Infine, vi è una terza accezione di karmā: il "non karmā" di cui abbiamo suddescritto l'importanza di agire secondo il naiṣkarmya, un'azione esente da karmā, al fine di non rischiare di dover rinascere per accogliere i frutti prodotti dalle azioni sia favorevoli che sfavorevoli. Il naiṣkarmya, come abbiamo evidenziato, consiste nell'offrire con spirito d'amore e di servizio il frutto del nostro agire a Bhagavān Śrī Kṛṣṇa.
L’Anima delle anime, Dio di amore, grazia e misericordia, non impone ad alcuno il limite di una sola vita per realizzarsi spiritualmente. Sa bene che gli esseri umani sono molto fragili, che sono gravati da tempo immemorabile da pesanti debiti karmici. Per questo Kṛṣṇa a chi non riesce a raggiungere la perfezione in una sola vita, offre l'opportunità di una seconda, una terza, una quarta, un'ennesima incarnazione, finché il pellegrino, purificato da tutte le impurità, giunge alla perfezione dell'esistenza, la versione pura e autentica di sé stesso:
brahma-bhūtaḥ prasannātmā
na śocati na kāṅkṣati
samaḥ sarveṣu bhūteṣu
mad-bhaktiṁ labhate parām
(BG. XVIII.54)
"A quel punto ti puoi innamorare di Me" - dice Kṛṣṇa.
Kṛṣṇa non desidera circondarsi di schiavi; né la compagnia di persone che si sentono obbligate a starGli accanto. Kṛṣṇa lascia andare coloro che desiderano prendere le distanze da Lui. Per vivere con Kṛṣṇa bisogna essere innamorati. È solo l'Amore che ci tiene in presenza di Kṛṣṇa.
Il karmā non è una punizione bensì l’amorevole cura di Dio, dell'Amico per eccellenza, Antaryāmī, che sta nel nostro cuore e ci accompagna in tutto il nostro migrare attraverso svariati mondi e differenti specie di vita, finché arriviamo al sentimento idoneo per lasciare alle spalle la dimensione mortale.

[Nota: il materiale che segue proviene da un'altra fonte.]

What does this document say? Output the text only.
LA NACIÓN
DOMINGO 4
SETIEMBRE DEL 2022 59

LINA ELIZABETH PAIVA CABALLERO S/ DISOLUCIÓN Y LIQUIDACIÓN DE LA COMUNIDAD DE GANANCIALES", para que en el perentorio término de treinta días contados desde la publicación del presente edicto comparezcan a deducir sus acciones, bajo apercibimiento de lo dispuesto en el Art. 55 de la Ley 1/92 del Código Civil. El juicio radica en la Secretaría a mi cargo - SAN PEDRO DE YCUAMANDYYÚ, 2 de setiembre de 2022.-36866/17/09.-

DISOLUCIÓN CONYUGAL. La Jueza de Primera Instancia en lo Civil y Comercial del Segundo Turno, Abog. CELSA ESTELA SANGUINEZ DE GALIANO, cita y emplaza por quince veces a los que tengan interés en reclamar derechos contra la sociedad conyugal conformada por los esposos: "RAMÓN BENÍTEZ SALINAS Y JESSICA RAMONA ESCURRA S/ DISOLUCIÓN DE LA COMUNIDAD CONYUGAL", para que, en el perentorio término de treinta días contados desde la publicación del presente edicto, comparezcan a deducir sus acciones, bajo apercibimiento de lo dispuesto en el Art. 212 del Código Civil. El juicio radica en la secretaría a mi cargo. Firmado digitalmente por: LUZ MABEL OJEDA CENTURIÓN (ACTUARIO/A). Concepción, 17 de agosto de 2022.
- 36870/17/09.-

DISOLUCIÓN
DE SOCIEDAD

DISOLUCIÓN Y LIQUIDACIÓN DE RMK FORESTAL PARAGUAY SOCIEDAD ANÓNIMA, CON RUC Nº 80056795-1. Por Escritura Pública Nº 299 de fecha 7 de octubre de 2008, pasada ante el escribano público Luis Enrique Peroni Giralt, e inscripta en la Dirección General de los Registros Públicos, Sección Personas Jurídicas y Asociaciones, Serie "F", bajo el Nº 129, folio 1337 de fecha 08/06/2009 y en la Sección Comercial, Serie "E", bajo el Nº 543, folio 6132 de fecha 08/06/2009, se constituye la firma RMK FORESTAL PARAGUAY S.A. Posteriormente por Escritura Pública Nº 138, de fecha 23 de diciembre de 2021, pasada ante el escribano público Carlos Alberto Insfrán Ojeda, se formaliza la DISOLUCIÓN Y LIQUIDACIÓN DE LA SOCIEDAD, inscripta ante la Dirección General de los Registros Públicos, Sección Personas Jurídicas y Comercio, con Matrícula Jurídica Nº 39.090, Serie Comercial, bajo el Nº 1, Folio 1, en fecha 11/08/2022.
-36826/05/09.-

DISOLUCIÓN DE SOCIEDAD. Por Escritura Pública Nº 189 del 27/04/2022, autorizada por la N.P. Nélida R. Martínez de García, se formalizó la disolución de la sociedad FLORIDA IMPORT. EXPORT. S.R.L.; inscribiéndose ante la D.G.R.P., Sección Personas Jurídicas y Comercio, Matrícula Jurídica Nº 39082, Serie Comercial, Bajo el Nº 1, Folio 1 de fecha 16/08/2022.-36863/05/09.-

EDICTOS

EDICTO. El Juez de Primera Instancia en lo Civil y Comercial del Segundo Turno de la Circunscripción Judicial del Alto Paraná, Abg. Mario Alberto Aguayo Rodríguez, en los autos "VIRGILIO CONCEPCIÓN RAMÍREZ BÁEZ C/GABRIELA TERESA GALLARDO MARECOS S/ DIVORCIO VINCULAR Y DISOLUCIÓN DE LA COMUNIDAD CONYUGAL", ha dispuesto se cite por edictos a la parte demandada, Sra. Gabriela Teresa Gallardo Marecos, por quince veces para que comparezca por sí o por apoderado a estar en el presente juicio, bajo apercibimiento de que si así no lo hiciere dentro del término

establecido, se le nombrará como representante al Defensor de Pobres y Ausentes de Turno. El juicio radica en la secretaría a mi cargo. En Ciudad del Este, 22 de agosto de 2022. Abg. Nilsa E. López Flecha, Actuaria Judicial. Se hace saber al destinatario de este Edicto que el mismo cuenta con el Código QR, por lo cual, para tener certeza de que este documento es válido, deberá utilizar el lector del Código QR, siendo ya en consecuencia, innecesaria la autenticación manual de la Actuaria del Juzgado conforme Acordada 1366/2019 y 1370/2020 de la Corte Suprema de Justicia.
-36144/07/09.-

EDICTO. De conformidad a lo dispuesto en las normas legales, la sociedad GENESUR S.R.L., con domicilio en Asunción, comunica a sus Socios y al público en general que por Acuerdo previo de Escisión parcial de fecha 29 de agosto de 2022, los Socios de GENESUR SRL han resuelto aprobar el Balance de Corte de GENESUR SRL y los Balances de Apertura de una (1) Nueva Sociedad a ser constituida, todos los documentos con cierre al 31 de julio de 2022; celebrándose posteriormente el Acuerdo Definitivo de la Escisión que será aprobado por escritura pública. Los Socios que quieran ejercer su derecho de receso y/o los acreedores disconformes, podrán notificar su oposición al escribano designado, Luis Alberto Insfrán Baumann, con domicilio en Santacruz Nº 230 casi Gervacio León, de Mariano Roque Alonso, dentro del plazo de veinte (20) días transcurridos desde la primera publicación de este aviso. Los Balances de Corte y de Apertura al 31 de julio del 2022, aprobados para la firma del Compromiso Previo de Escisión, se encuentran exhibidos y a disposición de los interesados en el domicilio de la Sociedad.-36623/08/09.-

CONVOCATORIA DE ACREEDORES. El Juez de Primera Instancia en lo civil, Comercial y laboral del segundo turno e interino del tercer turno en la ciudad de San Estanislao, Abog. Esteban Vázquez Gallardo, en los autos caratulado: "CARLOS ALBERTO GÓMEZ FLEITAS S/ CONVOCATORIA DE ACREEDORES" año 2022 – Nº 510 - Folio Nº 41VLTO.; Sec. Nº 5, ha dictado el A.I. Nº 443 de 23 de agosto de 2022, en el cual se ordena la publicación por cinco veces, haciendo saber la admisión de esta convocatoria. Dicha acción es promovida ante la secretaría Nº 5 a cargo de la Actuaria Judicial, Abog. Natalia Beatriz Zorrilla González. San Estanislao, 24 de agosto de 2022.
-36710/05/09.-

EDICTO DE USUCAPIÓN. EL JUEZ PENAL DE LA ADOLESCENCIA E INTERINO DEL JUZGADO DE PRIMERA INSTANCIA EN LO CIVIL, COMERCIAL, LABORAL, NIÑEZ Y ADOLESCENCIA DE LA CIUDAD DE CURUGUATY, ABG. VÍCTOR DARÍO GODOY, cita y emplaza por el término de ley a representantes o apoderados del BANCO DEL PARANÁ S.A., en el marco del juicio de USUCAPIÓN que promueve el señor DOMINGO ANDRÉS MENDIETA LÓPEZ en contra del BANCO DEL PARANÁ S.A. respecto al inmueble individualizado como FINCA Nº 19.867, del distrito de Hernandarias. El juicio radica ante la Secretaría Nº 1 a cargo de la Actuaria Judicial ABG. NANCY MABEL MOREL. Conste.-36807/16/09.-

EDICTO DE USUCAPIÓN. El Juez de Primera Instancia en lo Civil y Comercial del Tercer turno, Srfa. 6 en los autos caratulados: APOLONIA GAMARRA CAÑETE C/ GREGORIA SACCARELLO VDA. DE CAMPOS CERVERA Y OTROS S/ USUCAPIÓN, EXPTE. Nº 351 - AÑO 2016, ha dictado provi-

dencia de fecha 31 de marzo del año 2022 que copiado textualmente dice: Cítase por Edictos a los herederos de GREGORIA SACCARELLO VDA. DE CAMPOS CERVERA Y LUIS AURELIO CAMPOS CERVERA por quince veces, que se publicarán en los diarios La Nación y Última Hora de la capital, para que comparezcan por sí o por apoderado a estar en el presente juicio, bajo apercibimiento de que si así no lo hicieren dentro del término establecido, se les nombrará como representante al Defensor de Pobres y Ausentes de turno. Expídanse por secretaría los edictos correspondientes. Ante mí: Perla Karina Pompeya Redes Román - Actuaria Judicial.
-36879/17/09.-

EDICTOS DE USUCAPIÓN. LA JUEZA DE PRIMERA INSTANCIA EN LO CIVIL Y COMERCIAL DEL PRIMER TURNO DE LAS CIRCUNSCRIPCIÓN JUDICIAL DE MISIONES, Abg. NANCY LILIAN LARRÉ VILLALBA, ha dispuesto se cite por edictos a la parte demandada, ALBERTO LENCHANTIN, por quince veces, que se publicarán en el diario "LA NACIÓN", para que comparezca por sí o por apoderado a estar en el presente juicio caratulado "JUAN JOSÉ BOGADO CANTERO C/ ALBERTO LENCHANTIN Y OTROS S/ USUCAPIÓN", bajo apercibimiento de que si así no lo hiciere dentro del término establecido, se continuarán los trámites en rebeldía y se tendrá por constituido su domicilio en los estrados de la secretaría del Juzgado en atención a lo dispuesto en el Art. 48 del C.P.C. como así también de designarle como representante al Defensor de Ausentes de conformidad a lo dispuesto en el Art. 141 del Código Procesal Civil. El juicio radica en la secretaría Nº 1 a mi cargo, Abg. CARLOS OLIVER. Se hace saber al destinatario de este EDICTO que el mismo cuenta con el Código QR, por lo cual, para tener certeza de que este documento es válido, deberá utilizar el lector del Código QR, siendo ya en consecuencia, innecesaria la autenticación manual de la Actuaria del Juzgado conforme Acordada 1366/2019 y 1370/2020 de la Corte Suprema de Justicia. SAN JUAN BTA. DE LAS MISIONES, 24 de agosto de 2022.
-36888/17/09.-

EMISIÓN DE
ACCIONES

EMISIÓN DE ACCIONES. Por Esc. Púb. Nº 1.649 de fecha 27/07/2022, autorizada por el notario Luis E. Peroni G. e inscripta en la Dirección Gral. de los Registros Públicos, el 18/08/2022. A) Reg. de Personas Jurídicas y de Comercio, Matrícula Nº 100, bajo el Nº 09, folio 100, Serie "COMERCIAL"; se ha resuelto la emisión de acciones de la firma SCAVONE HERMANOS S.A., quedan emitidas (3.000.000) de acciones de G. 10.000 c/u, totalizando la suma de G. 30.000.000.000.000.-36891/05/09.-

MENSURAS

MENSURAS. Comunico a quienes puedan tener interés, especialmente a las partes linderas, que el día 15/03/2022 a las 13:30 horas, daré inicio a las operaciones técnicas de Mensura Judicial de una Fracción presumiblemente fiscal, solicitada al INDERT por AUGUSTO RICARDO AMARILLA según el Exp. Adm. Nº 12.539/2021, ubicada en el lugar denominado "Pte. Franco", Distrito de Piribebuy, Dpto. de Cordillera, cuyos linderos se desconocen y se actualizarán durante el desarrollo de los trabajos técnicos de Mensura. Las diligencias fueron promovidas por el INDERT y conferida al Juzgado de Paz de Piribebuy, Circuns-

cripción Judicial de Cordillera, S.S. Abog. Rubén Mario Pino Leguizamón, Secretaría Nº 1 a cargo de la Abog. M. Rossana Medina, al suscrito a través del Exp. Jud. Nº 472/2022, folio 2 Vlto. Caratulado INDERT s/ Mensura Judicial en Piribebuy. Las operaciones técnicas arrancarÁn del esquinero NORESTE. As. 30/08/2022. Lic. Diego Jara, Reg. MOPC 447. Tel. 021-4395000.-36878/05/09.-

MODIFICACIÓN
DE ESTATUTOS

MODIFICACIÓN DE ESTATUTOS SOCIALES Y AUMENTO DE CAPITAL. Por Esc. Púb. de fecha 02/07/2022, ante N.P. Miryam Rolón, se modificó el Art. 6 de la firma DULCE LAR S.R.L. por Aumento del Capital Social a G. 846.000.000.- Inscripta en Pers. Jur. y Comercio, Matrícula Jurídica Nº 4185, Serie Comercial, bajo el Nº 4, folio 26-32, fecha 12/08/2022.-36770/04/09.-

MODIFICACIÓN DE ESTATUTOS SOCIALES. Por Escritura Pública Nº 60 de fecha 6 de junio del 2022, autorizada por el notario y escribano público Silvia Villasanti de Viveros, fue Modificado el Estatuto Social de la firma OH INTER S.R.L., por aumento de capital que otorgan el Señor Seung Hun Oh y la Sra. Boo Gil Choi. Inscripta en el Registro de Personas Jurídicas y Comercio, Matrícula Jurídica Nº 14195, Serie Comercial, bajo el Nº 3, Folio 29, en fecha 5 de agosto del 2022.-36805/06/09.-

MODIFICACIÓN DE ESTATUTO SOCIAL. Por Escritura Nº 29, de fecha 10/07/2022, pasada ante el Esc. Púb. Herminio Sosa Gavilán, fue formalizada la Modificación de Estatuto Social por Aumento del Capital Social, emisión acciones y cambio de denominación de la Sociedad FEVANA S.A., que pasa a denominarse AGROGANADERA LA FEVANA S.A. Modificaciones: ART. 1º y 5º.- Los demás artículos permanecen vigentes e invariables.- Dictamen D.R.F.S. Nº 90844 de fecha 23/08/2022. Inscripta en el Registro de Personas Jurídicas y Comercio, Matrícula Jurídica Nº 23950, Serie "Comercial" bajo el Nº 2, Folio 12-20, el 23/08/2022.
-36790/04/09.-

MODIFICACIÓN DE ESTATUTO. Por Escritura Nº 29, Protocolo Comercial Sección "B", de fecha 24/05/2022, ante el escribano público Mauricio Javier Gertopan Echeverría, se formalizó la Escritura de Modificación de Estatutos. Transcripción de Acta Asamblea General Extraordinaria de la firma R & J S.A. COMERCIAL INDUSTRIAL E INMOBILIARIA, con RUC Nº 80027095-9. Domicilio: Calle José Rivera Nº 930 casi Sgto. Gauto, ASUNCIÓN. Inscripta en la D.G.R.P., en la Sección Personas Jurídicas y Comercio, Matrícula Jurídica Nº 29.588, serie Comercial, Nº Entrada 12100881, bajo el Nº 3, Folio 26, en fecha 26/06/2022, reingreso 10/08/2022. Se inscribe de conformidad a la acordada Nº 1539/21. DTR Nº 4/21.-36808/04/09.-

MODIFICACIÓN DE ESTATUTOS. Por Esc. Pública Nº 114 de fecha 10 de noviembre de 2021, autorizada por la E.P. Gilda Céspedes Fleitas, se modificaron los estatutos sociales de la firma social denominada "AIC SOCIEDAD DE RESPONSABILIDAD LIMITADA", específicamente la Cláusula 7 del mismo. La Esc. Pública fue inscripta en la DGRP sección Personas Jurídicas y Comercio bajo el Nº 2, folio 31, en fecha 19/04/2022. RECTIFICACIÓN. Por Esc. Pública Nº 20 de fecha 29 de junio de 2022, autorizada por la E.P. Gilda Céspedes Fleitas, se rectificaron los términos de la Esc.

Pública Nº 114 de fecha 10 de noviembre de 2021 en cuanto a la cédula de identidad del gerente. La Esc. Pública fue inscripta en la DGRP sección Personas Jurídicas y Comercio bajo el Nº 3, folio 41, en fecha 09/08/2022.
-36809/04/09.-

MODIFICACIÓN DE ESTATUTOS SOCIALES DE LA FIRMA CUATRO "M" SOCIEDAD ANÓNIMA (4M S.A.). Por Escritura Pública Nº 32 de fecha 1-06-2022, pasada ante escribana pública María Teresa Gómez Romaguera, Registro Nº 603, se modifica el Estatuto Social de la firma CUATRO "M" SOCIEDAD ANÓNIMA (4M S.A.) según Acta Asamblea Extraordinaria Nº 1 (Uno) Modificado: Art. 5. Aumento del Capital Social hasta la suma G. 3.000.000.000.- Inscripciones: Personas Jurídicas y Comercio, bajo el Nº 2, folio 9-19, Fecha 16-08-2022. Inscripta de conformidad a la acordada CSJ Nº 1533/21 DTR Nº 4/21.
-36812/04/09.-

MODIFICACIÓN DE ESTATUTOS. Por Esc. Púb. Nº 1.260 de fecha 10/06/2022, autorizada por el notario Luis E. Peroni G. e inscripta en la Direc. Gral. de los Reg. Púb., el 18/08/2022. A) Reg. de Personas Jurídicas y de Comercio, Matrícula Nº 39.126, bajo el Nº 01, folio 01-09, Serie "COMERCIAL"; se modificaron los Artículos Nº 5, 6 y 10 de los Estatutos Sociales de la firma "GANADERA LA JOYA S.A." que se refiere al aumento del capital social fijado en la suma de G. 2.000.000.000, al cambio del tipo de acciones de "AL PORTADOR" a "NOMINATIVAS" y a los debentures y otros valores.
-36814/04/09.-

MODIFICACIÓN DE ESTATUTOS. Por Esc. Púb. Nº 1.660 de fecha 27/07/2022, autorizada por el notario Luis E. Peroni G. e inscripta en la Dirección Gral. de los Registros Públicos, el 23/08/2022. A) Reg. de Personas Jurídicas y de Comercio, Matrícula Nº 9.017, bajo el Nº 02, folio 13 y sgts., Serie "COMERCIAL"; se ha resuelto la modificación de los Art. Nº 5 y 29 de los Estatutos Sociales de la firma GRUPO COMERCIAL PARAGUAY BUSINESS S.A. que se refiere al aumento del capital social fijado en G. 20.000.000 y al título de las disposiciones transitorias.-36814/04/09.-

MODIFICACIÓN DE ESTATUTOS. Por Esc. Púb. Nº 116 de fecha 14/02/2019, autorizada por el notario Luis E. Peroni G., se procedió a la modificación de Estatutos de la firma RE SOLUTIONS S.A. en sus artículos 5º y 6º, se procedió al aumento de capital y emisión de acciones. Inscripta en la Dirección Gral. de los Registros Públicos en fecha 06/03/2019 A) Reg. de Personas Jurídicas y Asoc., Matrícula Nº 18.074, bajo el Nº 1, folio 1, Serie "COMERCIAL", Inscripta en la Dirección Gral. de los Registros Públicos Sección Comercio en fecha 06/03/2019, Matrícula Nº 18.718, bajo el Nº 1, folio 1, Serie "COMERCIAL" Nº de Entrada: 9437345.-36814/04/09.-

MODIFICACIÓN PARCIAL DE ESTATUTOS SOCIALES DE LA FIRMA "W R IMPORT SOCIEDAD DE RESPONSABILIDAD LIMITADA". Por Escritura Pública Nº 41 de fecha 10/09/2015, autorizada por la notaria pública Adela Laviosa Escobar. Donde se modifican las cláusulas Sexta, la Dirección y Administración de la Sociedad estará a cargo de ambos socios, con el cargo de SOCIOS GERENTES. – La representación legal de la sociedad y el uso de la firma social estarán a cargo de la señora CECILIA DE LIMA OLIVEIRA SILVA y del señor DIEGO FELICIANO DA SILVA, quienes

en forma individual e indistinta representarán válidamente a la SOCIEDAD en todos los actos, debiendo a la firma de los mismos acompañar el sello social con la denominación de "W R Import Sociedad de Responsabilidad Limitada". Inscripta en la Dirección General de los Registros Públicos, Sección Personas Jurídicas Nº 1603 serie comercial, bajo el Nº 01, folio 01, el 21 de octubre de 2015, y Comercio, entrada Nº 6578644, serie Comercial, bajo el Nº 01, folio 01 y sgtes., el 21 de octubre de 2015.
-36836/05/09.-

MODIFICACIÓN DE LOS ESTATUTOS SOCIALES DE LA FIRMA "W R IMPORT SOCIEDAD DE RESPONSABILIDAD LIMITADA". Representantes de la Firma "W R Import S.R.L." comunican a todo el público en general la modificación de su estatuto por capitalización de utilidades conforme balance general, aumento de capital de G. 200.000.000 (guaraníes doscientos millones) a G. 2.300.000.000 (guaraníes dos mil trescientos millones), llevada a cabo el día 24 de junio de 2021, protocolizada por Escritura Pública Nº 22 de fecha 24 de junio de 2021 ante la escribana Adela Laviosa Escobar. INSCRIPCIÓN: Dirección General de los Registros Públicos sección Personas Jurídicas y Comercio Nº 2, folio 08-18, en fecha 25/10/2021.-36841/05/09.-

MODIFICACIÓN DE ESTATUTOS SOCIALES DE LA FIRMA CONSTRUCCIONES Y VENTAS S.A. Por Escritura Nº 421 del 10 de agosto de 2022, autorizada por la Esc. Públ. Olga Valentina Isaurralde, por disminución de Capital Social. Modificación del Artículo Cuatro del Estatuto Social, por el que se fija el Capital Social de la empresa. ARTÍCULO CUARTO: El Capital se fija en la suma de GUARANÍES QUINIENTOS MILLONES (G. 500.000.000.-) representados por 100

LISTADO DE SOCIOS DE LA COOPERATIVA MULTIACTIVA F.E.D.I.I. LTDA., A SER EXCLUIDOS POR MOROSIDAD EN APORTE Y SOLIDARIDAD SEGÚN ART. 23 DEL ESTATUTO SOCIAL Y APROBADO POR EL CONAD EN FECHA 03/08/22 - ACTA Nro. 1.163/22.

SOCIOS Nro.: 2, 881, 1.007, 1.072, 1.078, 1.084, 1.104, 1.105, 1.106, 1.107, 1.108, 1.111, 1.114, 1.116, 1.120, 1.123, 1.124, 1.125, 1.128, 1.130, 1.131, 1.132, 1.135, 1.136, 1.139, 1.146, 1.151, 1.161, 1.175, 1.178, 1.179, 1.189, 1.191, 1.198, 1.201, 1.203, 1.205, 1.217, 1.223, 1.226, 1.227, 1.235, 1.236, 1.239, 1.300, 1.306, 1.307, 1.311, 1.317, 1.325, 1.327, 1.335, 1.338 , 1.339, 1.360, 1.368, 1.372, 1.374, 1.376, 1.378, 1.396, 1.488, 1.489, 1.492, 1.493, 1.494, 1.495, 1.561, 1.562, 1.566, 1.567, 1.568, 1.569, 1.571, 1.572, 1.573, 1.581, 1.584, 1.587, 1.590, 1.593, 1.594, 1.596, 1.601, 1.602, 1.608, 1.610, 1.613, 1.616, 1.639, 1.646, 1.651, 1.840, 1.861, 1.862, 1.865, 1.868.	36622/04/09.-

Il pianeta in cui viviamo attualmente nella letteratura puranica è denominato mṛtyu-loka, il pianeta della morte. Non è la nostra eterna dimora. Siamo qui soltanto per imparare lezioni essenziali, esistenziali, che ci riguardano profondamente; perciò questo mondo è così importante ai fini della nostra evoluzione. È un dono di Kṛṣṇa, è una Sua rappresentazione, che ci mette a disposizione affinché noi, con il corretto uso del nostro personale libero arbitrio, possiamo evolverci ed infine liberarci da tutti i condizionamenti (Bhagavad-gītā XV.15):
sarvasya cāhaṁ hṛdi sanniviṣṭo
mattaḥ smṛtir jñānam apohanaṁ
ca vedaiś ca sarvair aham eva vedyo
vedānta-kṛd veda-vid eva cāham
"Sono nel cuore di tutti, nel cuore di ogni creatura: da Me vengono la memoria o l'oblio".
Il karmā dunque non è una maledizione da cui difendersi. Se ne intendiamo bene il significato e con la pratica ne perfezioniamo la consapevolezza, diventa uno strumento prezioso per liberarsi dal ciclo di morti e rinascite (mokṣa).